An underreported attack on a South African nuclear facility last month demonstrates the high risk of theft of nuclear materials by terrorists or criminals. Such a crime could have grave national security implications for the United States or any of the dozens of countries where nuclear materials are held in various states of security.
Shortly after midnight on Nov. 8, four armed men broke into the Pelindaba nuclear facility 18 miles west of Pretoria, a site where hundreds of kilograms of weapons-grade uranium are stored. According to the South African Nuclear Energy Corp., the state-owned entity that runs the Pelindaba facility, these four "technically sophisticated criminals" deactivated several layers of security, including a 10,000-volt electrical fence, suggesting insider knowledge of the system. Though their images were captured on closed-circuit television, they were not detected by security officers because nobody was monitoring the cameras at the time. ...

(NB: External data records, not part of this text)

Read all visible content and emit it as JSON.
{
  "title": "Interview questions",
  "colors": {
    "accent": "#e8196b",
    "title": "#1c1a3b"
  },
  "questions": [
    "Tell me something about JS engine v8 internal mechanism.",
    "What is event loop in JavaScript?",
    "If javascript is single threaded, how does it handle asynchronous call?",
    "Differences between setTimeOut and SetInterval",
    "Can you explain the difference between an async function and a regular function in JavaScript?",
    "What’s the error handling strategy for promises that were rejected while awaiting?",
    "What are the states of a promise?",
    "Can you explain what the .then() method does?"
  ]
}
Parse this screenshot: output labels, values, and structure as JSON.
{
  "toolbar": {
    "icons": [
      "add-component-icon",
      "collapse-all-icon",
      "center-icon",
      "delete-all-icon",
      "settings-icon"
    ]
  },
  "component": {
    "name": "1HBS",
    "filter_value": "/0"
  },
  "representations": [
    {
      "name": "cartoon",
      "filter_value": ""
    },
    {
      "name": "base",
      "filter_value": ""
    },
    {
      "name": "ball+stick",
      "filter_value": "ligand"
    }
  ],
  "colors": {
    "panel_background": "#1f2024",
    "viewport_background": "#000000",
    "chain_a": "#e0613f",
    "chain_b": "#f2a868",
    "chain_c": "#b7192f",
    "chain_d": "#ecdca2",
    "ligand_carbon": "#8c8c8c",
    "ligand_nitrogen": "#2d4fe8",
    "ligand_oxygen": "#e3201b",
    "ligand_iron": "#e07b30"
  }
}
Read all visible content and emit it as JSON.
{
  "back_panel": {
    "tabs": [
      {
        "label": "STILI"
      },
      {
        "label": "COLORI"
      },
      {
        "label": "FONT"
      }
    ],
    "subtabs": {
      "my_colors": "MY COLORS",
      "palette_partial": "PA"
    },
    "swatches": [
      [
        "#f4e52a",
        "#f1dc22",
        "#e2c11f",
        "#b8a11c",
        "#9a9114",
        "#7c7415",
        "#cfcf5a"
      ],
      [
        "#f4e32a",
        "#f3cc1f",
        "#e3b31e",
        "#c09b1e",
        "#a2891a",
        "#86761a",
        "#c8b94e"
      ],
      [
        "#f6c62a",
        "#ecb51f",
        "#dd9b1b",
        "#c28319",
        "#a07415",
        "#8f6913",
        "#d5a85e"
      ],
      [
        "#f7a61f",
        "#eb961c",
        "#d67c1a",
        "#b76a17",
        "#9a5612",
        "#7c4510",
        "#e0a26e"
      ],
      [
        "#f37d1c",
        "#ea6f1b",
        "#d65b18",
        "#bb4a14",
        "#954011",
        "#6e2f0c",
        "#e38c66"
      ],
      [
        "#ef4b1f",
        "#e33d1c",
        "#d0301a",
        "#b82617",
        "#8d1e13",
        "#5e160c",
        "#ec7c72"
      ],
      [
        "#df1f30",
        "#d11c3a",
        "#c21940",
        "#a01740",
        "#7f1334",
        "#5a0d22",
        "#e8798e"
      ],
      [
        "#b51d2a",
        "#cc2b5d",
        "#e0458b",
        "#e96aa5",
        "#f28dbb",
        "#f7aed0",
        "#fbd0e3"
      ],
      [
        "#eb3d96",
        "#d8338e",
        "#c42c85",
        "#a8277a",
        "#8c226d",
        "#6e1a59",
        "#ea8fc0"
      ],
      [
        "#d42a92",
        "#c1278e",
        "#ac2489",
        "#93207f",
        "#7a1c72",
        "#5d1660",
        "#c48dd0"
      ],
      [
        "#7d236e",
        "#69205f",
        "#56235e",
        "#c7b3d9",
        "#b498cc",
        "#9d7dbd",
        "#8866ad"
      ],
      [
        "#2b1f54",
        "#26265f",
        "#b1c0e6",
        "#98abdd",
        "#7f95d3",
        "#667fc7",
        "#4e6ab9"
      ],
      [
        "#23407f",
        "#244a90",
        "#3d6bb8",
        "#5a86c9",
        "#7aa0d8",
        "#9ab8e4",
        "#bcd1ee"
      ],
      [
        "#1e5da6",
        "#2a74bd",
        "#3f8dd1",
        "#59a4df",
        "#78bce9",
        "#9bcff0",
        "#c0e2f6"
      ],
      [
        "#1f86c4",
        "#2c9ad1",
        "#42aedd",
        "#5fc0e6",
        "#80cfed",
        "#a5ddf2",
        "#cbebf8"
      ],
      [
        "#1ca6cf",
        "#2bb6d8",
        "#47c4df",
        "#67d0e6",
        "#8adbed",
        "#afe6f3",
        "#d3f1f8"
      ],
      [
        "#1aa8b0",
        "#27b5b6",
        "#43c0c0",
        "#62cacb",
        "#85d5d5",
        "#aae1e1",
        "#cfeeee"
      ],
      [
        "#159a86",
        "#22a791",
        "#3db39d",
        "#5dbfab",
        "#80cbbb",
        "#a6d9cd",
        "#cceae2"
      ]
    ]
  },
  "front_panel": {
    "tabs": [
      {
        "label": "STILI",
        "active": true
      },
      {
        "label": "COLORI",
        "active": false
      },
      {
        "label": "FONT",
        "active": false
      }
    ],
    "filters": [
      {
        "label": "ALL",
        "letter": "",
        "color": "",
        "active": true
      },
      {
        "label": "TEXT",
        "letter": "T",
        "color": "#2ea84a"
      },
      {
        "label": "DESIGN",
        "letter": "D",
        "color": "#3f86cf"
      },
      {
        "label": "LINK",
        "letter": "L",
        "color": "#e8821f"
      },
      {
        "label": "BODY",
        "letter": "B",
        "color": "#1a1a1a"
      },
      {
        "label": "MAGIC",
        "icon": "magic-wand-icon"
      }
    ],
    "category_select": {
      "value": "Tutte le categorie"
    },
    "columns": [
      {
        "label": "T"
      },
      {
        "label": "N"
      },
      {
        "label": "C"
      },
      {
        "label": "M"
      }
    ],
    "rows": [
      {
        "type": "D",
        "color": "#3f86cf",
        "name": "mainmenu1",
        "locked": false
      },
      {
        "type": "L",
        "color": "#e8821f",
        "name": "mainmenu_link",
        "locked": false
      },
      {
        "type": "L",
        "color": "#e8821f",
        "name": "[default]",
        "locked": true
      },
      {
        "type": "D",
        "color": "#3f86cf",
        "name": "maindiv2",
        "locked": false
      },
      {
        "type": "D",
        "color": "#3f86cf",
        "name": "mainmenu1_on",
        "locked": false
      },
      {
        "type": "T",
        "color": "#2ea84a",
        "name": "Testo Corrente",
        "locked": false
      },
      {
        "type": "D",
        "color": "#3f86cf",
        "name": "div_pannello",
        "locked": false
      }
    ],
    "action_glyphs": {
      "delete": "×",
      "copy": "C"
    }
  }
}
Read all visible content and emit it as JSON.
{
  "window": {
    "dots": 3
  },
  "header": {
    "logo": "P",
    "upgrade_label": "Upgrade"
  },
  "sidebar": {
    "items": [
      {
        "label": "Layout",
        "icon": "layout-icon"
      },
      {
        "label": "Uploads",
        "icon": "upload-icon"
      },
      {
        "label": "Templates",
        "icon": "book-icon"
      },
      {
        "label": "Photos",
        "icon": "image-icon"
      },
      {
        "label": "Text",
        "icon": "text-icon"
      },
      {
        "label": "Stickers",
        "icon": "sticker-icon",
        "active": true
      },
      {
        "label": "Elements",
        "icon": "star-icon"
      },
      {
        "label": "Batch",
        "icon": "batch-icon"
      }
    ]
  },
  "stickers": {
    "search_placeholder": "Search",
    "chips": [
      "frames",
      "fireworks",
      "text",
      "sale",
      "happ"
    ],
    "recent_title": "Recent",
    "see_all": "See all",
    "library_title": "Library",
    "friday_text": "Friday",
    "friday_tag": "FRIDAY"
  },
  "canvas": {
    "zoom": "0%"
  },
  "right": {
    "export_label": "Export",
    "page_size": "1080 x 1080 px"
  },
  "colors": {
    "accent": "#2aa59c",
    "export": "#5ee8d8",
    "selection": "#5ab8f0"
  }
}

Amazingly, at the same time those four men entered Pelindaba from its eastern perimeter, a separate group of intruders failed in an attempt to break in from the west. The timing suggests a coordinated attack against a facility that contains an estimated 25 bombs' worth of weapons-grade nuclear material. On Nov. 16, local police arrested three suspects, ranging in age from 17 to 28, in connection with this incident.
Torture, car bombs, chlorine gas, suicide vests, simple beheadings, and knocking down buildings with aircraft have just whet the appetite of the jihadis monsters who we've been fighting since September 11, 2001.
If you think that this much nuclear-grade bomb material loose and available for sale would never be acquired and used by nations or groups intent on destroying us, I really have nothing much to say to you about it. If you don't even believe we are at war, I guess only an atomic 2 x 4 figuratively whacked upside your head will get your attention.